А затем он стал бы руководствоваться теми приготовлениями к защите, какие ему удалось бы заметить во дворце. Если эти приготовления были бы ничтожны, он нашел бы возможность соединиться с Гиппием, и нападение сделалось бы еще более легким благодаря его присутствию внутри дворца. Если бы, наоборот, он заметил явное намерение сильно сопротивляться, заговорщики получили бы совет отложить на время свое предприятие. Предполагая худшее, он все же мог спасти свою голову, обвинив своих соучастников и выдав на смерть Гиппия и гладиаторов.
Совесть слегка кольнула его, когда он подумал о подобной альтернативе, но аргументы его своеобразной философии очень скоро заглушили эти укоры. Если бы его в самом деле застали председателем ужина, в котором принимали участие эти отчаянные люди, они могли бы защищаться, а он тем временем тотчас побежал бы к цезарю и немедленно принес бы всех их в жертву. Как бы то ни было, говорил он себе, он купил их и имел право пользоваться ими.

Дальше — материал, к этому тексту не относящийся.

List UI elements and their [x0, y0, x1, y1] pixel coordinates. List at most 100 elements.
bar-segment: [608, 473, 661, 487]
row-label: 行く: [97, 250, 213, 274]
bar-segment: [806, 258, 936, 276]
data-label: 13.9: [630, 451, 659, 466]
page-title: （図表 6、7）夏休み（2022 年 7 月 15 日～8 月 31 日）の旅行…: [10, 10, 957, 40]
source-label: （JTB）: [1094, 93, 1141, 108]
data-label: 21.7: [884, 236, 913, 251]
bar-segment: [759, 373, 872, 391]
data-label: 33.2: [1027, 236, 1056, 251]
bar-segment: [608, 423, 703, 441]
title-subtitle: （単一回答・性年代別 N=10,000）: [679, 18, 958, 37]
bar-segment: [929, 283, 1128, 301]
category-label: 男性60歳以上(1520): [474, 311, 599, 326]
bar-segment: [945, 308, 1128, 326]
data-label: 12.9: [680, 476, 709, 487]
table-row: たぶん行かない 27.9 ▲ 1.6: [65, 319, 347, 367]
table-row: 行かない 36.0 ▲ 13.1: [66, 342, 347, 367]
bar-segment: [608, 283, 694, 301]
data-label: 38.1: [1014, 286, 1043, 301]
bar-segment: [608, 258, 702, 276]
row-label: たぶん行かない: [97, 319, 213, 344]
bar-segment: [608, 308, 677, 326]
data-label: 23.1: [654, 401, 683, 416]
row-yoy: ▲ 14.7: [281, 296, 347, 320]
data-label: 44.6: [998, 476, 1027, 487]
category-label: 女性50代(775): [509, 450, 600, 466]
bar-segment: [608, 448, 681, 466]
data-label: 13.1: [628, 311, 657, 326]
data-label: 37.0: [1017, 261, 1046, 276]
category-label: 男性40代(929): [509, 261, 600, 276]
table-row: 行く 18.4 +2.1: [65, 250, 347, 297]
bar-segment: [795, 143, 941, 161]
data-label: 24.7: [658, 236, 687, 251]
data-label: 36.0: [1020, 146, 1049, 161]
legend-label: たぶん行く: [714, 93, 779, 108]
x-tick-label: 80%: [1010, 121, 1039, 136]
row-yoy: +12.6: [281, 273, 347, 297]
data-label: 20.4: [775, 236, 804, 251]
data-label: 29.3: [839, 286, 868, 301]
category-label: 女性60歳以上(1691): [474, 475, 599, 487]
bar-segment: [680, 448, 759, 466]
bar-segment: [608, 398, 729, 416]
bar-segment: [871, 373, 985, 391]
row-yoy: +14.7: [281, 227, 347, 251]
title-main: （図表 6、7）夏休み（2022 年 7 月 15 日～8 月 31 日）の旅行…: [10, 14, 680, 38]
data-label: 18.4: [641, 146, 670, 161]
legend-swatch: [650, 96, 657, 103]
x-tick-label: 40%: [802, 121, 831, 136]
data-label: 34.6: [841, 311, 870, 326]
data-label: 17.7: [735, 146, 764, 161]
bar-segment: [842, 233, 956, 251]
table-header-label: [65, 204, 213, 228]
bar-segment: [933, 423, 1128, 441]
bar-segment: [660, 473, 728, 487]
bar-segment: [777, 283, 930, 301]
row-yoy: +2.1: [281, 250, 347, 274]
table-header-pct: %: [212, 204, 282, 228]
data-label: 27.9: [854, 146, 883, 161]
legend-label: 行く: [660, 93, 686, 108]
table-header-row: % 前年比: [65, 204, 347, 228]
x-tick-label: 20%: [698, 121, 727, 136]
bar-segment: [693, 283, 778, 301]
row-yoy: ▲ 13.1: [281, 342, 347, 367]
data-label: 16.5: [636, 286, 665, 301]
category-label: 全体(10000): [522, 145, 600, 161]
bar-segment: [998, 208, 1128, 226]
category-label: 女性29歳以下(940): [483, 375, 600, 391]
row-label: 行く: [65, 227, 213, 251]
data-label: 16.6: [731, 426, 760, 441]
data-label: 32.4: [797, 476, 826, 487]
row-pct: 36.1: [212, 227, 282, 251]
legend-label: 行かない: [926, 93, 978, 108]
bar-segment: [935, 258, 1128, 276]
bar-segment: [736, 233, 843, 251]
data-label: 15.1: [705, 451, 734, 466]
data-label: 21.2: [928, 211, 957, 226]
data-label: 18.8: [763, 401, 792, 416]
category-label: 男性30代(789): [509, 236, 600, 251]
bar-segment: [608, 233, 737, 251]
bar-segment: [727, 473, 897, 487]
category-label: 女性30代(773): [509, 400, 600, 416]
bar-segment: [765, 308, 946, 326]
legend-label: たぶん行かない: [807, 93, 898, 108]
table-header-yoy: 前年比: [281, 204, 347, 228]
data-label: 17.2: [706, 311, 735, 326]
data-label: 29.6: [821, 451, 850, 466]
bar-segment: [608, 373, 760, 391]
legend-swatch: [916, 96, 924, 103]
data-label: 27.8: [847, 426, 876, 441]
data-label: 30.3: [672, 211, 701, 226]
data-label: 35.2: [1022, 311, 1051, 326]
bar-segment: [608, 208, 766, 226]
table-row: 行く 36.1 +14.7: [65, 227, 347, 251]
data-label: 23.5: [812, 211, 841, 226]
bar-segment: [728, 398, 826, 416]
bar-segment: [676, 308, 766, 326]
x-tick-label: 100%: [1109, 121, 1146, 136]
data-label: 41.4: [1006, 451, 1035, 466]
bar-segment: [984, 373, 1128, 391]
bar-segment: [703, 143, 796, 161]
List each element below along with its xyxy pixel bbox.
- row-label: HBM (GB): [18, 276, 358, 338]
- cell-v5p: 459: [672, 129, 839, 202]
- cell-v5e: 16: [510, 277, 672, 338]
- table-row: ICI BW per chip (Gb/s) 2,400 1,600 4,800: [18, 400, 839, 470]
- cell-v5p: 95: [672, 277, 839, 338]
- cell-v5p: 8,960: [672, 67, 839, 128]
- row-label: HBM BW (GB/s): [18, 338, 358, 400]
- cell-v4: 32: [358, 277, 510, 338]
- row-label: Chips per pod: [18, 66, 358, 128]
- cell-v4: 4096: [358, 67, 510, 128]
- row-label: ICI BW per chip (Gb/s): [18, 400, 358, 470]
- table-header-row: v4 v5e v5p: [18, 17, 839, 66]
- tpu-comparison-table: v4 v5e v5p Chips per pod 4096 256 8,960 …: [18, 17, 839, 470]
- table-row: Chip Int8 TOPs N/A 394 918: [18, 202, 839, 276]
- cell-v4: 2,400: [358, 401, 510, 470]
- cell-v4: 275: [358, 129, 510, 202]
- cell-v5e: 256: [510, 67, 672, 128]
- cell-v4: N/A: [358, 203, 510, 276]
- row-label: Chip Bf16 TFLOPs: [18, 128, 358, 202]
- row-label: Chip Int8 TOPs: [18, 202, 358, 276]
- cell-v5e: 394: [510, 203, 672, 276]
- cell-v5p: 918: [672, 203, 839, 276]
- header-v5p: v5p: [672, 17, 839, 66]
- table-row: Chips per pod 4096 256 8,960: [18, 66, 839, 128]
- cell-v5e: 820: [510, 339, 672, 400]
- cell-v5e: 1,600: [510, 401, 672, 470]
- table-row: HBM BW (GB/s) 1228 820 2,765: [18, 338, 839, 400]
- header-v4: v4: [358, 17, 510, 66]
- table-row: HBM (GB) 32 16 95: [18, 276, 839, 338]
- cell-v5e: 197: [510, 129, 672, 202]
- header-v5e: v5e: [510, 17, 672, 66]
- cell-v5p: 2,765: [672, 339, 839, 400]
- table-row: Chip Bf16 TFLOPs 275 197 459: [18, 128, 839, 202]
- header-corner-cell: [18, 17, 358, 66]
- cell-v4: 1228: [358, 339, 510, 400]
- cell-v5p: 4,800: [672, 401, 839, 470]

Между тем не замедлила бы прийти и Мариамна. Ей следовало бы прийти уже давно. Как бы грозно ни было будущее, час, полчаса, в крайнем случае четверть, должно было отдать ее обществу, и после этого, что бы ни случилось, он мог сказать себе, что по крайней мере не все его проекты потерпели неудачу. В ту именно минуту, когда он пришел к такому заключению, Эска увидел из своей засады бледного, осунувшегося, похожего на привидение трибуна, отдающего приказания касательно ужина.
Вечер проходил. Солнечные часы уже не указывали времени, и раб, на обязанности которого лежало считать время при помощи клепсидры
[34], бывшей тогда в моде, возвестил, что уже началась первая ночная стража. Следом за ним перед Плацидом предстал Автомедон, с опущенной головой, расстроенный, задававший себе печальный вопрос: не потеряет ли он благоволения господина, рассказав принесенные им новости. В самом деле, всегда опасно было докладывать Плациду о неуспехе какого-либо из его предприятий. Правда, он выслушивал говорящего спокойно и без видимого волнения, но рано или поздно ему всегда удавалось отплатить злополучному вестнику за те неприятности, какие ему причиняло его известие.